The world-class company started with a grandfathers lathe
In 1986, Jüri Joller founded a cooperative with his friends (today, in the sense of the day, OÜ). The Viru cooperative meant smart boys and Jüri’s grandfather’s lathe from 1936. They made molds and presses to produce brake rubber cuffs, which were not available anywhere at that time.
In 1992, Jüri Joller registered a private limited company on the basis of the former cooperative and has approached it with the same commitment and honest responsibility as in raising six children in his family.
Jüri chose engineering as his field of study and studied at the Tallinn Polytechnic School to a technician of industrial electrical equipment. From there, the road took him to Tallinn University of Technology, which he graduated from in 1994 as engineer of electrical drives and industry automation. During his studies, Jüri Joller also went to Kempten University of Technology in Germany to acquire knowledge. The young engineer attended internship at the German company Magnet-Schultz. The internship was even so successful that, as you can read in the company’s yearbook, Mr. Joller worked there for five years, studying the dynamic properties of proportional solenoids and developing his innovative microprocessor control system for electromagnets, about which he also wrote his thesis at TUT. He remained associated with Tallinn University of Technology for 10 years – he defended his master’s and doctoral degrees, was an associate professor of power electronics and vice-dean of research and development at the Faculty of Power Engineering.
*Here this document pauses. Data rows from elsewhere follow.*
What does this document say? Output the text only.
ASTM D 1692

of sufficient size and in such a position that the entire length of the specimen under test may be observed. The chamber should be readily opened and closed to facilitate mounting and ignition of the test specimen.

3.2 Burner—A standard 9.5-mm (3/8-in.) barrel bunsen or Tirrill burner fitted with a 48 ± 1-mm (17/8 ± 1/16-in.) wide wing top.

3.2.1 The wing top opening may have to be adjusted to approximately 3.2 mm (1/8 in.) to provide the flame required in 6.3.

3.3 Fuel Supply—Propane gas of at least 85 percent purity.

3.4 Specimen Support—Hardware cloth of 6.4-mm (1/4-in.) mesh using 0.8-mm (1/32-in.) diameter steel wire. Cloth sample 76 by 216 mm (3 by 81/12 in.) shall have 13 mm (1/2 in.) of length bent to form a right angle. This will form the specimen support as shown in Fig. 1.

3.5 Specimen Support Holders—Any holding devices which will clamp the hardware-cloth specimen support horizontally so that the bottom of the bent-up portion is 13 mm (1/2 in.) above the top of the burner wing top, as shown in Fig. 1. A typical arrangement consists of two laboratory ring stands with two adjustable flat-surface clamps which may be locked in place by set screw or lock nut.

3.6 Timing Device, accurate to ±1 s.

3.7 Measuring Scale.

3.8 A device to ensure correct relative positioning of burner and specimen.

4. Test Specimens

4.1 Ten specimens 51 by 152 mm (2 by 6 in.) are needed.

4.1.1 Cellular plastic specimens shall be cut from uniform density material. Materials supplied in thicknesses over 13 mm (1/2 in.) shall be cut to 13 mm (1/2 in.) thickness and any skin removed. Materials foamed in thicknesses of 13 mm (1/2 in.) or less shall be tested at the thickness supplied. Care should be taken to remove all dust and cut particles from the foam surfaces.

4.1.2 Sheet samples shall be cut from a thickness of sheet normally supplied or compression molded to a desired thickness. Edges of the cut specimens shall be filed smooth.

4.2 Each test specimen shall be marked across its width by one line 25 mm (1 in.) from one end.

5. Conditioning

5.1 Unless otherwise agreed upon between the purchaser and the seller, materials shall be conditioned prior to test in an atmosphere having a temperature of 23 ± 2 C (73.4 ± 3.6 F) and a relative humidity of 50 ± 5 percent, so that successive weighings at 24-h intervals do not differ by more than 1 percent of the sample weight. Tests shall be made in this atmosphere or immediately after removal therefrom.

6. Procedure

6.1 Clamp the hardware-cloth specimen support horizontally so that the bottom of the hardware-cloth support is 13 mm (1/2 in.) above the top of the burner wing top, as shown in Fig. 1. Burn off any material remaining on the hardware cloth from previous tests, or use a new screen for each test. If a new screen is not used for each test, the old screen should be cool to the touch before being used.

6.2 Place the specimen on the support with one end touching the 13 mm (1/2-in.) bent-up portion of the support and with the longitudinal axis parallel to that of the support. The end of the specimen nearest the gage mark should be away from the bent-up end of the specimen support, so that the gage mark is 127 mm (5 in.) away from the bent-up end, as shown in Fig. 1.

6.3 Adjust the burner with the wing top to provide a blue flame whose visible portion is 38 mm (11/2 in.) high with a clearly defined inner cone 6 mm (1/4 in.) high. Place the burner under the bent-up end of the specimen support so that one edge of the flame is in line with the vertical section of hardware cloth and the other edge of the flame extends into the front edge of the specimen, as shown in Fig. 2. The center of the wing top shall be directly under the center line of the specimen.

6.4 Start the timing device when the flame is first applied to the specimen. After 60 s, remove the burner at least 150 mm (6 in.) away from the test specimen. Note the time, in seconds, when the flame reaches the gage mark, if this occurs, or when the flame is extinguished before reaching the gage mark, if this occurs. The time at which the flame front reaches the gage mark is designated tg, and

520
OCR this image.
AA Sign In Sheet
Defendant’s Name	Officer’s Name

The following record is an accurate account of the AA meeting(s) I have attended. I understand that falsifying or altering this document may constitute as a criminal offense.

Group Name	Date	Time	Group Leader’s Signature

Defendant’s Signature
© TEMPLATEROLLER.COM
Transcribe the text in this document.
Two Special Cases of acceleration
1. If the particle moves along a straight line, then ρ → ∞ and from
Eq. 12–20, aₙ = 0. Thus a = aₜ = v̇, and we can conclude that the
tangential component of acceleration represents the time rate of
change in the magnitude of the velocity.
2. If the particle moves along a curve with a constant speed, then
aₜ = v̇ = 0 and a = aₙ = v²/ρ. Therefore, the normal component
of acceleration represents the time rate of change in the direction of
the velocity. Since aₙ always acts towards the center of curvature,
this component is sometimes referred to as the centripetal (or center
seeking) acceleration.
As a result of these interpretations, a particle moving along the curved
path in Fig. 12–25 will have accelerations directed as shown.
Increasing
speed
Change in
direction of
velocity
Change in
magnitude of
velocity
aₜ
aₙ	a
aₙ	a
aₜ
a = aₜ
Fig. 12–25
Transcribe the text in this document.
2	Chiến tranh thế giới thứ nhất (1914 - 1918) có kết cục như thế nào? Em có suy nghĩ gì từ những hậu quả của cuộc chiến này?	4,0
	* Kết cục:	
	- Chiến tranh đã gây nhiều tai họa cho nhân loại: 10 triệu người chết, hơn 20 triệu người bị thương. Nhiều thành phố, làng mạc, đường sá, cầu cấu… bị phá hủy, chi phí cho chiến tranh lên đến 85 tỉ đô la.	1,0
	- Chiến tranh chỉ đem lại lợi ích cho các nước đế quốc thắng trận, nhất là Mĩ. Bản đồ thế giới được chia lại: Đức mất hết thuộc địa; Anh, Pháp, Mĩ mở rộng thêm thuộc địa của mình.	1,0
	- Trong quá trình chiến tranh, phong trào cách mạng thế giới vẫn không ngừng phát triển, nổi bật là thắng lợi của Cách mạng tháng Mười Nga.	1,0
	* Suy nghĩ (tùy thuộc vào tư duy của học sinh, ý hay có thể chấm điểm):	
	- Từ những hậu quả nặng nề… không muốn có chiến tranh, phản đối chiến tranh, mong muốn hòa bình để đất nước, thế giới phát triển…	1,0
A significant milestone was the development and production of innovative IGBT traction drives for Tallinn trams in order to reduce their energy consumption. This was followed by the integration of a third, low-entrance section between the two tram cars. Jüri Joller’s doctoral thesis, a series of research articles and 4 TUT patent applications mainly on methods of using ultracapacitors and control devices in electric vehicle traction units were also completed on the topic of energy-efficient traction drives for trams.
In connection with this, co-operation began with the Helsinki City Transport Authority, which ordered the renewal of the city’s trams. Finland had joined the European Union, and according to EU directives, trams had to be wheelchair accessible. Jüri Joller was faced with the challenge of how to design an additional part between tram cars so that the trams would run at the same speed and safety as the others and would not cause problems with the travel time schedule due to length. The power of the traction units had to be increased by about 30%, disc brakes and rail brakes were added. Joller reminds that if the work had to be completed on the last day of the project at 8 am, when the mayor and a member of the parliament in a wheelchair will arrive, at night the depot was still working hard – one of the converters had burned out at the last minute. Today, 52 trams run in Helsinki, the electrical part of which was planned by ET-Ex Machina. The modernized drive control electronics and their testing equipment are also manufactured by the same company.
Based on the experience of modernized trams, preparations began in 2008 for the procurement of new trams by HKL. Jüri developed the new tram specifications for traction and electrical parts. The order was received by the Finnish company Transtech OY, which developed and delivered the first trams in 2014. In 2015, Škoda bought a majority stake in Transtech, and today several hundred trams of this type have been produced.
Participating in such a success story does not mean that the development of trams is the main job of “ET-Ex Machina”, although it has been involved for more than 16 years. However, it does not account for the bulk of the company’s turnover. The company works with industrial automation and engineering solutions, specializing in electric drives, automation and testing equipment. The work of ET-Ex Machina benefits the manufacturers of original machines and equipment the most. Over the last 5 years, microcontroller boards with user interface, special power supplies and test equipment have been further developed, on the basis of which specially designed control systems and automatic test equipment can be developed and manufactured.